There could also be a number of challenges that tax authorities in India may face when using artificial intelligence. These can include the need to balance centralisation of tax assessment with on-ground experience, uncertainties around being able to develop models which deliver a positive impact on performance, the varying range of choices in AI solutions, and the need for skills to leverage those advanced solutions.
India may soon become the first country to use artificial intelligence and machine learning in the tax assessment process. Finance Minister Nirmala Sitharaman has announced that the government will deploy a faceless assessment system based on AI and ML, starting October 2019. The overall process will increase the accuracy and transparency of India’s tax assessment process, thereby improving the tax base and compliance.
As per the announcement, data within income tax returns, statement of financial transactions and from other sources will be analysed to look for anomalies so that tax compliance is achieved. All of these would require the tax department to process data generated from billions of financial transactions taking place every day in India. The adoption of AI is going to get rid of the existing inefficiencies in the tax processes as well as create insights that can strengthen tax collection and prevent tax evasion and fraud. For AI to succeed, it needs data and clearly, with one of the largest tax-paying population in the world, the government would have all the data it needs.

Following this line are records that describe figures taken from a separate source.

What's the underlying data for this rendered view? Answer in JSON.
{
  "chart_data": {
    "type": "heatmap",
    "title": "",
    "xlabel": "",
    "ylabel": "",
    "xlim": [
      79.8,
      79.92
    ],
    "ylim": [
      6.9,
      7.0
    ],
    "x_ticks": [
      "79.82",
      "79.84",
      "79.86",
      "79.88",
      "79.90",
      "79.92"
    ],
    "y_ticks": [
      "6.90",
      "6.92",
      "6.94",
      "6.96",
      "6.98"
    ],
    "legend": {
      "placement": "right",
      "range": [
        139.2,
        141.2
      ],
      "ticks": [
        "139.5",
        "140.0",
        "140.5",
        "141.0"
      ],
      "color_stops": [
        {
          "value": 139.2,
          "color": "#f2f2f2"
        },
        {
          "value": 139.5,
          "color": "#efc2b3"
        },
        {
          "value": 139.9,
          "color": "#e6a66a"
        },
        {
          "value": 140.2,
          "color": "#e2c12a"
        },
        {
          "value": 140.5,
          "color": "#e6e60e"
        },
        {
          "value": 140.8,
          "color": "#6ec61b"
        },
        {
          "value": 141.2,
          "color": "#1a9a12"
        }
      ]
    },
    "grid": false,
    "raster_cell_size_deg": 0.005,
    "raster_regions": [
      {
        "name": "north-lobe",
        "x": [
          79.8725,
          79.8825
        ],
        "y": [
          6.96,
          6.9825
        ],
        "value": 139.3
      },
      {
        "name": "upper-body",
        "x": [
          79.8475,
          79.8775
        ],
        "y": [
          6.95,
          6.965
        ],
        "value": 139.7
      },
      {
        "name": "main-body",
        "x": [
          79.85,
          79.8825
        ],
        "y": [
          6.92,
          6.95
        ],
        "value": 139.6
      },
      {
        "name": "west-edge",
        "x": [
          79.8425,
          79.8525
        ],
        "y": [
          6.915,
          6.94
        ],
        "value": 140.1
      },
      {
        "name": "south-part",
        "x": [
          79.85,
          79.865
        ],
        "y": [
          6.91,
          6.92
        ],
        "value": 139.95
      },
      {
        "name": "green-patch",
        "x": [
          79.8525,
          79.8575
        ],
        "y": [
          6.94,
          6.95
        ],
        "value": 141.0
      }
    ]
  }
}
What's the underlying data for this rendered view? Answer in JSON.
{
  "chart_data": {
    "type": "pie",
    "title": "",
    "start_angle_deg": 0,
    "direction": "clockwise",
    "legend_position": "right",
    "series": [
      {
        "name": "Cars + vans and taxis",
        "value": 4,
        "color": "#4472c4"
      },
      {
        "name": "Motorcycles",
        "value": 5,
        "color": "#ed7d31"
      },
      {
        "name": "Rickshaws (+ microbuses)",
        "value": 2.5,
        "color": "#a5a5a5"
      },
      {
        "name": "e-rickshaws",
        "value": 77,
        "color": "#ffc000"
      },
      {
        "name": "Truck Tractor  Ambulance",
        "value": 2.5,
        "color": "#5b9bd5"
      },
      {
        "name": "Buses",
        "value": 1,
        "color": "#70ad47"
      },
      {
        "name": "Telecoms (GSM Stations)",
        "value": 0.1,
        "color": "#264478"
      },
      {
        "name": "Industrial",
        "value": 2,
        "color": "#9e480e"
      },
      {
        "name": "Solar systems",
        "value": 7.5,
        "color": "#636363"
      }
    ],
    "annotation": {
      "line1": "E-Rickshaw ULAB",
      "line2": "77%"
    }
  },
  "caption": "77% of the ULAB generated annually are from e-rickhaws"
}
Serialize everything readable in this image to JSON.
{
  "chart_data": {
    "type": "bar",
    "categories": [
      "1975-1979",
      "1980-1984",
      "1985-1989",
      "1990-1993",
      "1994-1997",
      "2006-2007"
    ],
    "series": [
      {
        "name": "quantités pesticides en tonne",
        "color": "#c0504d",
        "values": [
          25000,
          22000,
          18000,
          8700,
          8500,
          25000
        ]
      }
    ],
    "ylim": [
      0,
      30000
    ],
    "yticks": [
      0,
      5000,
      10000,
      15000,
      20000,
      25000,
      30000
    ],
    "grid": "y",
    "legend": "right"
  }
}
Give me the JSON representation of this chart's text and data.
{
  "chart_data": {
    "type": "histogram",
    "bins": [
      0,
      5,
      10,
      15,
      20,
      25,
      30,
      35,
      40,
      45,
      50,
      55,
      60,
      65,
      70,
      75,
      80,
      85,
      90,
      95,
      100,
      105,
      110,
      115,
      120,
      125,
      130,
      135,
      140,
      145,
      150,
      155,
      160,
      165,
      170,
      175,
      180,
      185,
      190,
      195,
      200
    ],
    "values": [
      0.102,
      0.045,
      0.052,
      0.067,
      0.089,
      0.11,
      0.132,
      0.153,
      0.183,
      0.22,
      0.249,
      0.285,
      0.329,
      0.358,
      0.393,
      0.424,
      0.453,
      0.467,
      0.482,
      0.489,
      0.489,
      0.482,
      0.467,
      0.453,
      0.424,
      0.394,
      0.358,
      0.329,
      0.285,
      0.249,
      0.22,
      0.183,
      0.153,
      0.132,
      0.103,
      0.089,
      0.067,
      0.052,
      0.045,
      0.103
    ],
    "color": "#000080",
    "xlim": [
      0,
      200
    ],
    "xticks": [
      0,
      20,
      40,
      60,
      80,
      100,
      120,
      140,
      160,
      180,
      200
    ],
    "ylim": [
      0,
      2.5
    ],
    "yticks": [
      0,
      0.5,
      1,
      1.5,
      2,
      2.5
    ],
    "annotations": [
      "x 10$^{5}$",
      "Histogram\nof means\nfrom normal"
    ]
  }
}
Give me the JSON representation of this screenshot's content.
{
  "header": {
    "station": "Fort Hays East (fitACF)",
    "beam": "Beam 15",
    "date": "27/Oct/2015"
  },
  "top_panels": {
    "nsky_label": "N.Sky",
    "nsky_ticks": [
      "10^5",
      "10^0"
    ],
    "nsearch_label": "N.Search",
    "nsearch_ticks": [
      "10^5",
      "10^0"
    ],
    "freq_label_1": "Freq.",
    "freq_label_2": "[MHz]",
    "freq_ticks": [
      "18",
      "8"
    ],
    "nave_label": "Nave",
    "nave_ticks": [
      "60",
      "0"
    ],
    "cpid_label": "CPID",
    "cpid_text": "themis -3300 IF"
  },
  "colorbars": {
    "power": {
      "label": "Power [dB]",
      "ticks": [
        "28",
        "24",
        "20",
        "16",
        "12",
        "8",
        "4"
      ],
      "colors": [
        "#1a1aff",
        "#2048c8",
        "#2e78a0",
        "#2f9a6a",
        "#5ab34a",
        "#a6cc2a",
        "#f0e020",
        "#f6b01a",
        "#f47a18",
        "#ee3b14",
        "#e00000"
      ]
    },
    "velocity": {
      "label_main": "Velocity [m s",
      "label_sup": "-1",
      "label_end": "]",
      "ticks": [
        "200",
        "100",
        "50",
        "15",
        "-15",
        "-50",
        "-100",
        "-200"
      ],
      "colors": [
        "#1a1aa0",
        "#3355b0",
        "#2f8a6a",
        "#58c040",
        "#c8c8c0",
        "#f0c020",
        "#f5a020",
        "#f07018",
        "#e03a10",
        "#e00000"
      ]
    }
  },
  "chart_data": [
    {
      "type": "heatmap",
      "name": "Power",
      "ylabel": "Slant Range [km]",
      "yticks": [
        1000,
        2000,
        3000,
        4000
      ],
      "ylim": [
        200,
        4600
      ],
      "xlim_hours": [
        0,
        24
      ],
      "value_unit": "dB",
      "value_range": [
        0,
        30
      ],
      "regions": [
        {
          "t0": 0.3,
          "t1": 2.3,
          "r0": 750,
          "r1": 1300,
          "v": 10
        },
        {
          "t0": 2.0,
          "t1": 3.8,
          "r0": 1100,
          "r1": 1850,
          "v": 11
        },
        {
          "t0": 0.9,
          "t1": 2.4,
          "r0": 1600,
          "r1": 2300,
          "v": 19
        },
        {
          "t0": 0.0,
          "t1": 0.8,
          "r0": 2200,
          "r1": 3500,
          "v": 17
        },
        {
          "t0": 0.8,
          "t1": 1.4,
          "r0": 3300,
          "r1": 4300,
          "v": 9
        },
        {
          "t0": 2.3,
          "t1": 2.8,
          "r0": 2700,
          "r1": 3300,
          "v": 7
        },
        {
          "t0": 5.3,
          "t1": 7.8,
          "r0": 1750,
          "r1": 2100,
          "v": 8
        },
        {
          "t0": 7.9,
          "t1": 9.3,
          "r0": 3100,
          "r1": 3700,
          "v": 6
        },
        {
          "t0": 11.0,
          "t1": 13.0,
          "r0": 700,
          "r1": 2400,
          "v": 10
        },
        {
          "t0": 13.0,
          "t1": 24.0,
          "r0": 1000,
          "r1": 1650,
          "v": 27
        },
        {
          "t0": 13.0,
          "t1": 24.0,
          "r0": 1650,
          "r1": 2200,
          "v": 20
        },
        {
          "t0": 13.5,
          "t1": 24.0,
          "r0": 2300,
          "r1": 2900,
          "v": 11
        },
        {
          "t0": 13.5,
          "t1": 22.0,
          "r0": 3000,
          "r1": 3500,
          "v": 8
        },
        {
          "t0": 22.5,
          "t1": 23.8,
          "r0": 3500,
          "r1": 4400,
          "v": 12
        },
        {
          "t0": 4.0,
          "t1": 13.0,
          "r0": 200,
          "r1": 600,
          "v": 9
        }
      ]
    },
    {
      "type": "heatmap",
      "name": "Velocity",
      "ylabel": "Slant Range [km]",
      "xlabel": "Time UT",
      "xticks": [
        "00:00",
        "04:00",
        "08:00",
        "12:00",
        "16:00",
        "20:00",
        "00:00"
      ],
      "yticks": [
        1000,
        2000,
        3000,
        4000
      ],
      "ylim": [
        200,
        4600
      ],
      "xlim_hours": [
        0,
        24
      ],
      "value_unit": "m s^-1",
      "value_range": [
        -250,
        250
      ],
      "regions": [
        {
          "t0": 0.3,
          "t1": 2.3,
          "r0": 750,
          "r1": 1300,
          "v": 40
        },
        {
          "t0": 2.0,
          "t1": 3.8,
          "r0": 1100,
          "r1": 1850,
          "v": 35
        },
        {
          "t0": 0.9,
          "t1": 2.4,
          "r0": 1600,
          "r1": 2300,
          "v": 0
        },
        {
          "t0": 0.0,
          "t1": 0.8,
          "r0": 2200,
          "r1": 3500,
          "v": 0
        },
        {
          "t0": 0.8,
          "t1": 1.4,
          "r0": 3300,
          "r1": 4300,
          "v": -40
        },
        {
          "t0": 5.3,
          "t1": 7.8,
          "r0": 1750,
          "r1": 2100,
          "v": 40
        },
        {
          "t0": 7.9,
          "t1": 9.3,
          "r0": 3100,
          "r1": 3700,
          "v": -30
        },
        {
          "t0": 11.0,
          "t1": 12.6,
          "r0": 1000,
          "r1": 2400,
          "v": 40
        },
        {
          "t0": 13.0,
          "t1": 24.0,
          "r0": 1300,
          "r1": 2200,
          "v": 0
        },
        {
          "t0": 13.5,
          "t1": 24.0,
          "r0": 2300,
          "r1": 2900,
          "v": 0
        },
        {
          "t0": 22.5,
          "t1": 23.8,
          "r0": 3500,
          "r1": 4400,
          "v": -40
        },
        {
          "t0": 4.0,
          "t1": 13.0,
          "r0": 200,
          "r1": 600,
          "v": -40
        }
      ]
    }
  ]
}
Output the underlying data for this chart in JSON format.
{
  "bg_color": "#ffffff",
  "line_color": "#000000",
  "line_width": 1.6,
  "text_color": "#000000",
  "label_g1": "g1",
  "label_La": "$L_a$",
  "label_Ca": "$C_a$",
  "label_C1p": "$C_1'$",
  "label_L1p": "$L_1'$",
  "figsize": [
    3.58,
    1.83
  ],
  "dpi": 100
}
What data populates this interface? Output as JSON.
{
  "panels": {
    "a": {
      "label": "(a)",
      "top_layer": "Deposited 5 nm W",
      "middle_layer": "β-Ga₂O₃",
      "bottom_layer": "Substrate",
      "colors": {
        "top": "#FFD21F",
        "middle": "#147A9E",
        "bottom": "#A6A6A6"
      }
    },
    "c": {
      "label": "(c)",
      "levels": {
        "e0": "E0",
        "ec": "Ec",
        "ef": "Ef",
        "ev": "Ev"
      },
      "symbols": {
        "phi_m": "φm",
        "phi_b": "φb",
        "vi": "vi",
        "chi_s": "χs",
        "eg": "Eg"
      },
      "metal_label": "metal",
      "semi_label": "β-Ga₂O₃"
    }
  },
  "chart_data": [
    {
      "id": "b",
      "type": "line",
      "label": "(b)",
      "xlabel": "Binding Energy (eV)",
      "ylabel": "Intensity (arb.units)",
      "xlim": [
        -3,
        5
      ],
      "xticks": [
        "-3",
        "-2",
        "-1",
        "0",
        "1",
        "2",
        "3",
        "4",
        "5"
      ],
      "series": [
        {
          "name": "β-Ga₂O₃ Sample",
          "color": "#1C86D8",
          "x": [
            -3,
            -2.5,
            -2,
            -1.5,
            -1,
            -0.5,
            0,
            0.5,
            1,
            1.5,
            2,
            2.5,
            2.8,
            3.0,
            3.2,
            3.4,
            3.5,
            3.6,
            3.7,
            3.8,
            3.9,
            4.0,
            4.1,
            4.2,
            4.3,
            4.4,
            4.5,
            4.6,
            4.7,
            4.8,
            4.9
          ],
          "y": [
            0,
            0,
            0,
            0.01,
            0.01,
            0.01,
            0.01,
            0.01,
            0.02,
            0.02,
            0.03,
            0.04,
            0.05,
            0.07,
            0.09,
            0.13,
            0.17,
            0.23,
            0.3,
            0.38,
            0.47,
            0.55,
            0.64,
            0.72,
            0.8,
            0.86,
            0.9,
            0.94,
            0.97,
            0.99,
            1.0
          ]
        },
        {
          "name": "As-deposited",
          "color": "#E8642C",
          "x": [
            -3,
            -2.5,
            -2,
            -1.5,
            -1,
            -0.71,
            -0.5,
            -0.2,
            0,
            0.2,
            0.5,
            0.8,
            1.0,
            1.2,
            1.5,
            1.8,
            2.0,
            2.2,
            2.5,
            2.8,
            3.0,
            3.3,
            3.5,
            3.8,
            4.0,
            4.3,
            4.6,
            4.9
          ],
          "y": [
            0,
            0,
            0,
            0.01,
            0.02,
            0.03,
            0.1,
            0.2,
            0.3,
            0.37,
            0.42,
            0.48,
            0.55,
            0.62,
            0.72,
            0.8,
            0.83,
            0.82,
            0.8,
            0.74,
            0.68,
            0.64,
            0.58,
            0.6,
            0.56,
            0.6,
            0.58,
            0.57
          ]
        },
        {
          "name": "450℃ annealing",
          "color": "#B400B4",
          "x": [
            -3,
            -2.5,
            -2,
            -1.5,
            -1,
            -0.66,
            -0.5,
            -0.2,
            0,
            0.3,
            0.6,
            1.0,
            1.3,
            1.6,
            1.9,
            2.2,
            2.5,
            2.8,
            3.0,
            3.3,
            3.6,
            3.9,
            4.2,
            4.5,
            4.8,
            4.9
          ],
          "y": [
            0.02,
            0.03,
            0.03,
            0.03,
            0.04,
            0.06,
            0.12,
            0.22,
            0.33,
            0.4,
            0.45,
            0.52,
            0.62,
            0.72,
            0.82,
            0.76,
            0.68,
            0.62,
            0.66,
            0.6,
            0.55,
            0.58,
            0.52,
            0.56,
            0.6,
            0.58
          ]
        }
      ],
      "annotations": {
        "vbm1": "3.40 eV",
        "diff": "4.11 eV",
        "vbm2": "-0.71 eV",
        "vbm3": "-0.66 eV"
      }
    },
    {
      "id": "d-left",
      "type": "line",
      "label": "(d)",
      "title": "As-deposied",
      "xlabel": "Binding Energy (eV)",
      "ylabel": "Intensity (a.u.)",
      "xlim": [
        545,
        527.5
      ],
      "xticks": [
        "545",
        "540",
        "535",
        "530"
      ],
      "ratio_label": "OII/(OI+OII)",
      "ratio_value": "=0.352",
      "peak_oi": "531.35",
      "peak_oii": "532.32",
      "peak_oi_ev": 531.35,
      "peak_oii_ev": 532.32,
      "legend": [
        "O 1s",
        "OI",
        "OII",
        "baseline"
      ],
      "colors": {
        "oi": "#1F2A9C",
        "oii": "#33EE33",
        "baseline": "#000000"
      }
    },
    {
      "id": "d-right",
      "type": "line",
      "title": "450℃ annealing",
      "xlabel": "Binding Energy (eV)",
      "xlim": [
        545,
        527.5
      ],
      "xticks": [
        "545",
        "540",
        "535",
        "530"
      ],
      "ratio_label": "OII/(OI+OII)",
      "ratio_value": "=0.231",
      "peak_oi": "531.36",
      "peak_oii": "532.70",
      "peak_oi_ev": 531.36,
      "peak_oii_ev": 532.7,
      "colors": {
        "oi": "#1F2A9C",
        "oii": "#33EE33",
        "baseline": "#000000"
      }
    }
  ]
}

Faceless Electronic Portal To Scrutinise Tax Assessment
If any anomaly is found in a tax payer’s assessment, there will be automatic scrutiny done using faceless electronic portal wherein a structured questionnaire based on the anomaly will be sent to the taxpayer automatically. Powered by natural language processing capability, the faceless portal would take in the answers from taxpayers. If the system is satisfied with the answers, the case will be closed, otherwise, it will be assigned to an income tax officer for a further enquiry.
It is to be noted that the income tax department (ITD) had earlier identified many citizens who had not paid their tax liabilities when filing their tax returns for the assessment year 2018-19 using data analytics. This was part of the non-filers monitoring system (NMS) deployed by ITD, which monitors individuals for high-value transactions and potential tax liabilities using data analytics.
AI/ML Based Tax Assessment Is A Logical Step To Government’s Recent Policies
Like most countries, India’s Income Tax Department has been dependent on human tax assessment officers to assess tax returns filed by individuals, which leaves scope for inefficiencies and tax evasion on a large scale, all of which have magnified the compliance workload for businesses and the tax department. India’s existing tax environment requires increased transparency across different departments and tax authorities, and using AI-led automation can be tremendously helpful.
The AI/ML tax assessment system is a logical next step to policy decisions implemented by the Indian government in recent years. This includes full data-localisation by foreign companies conducting business in India, digitisation of tax filing systems, and the government’s focus on deploying electronic payment systems and making large cash transactions illegal.
To roll out the use of AI/ML in taxation, the government is working to integrate data from Ministry Of Corporate Affairs, Central Board of Direct Taxes (CBDT) and the various systems therein within a year, particularly before next year’s budget. The direct tax panel, headed by Akhilesh Ranjan has recently also proposed to introduce collaborative compliance in the direct tax administration, which would integrate data from banks, financial institutions and the goods and services tax (GST) network to ensure that the scope of taxable income increases.
Challenges That Government May Face In Deploying AI For Tax Compliance
There could also be a number of challenges that tax authorities may face when using artificial intelligence. These can include the need to balance centralisation of tax assessment with on-ground experience, uncertainties around being able to develop models which deliver a positive impact on performance, the varying range of choices in AI solutions, and the need for skills to leverage those advanced solutions. For this reason, according to a media report, sources within the tax department fear that the hasty deployment of AI and ML may lead to a situation similar to the havoc caused by the poor implementation of GST.
Others are concerned that the tax officers may become complacent and will not be keen on hearing the assesses’ viewpoint but rather just depend on the results and data crunched by AI models, which may undermine the whole process. Since AI is inherently probabilistic, there may inevitably be cases where the machine learning model comes up with a finding that could deem to be wrong, and so human supervision will still be important. For the income tax department, the starting point will be to have a precise data strategy to suit the compliance requirements along with training that will need to be tailored to the taxation policy and taxation law in the country.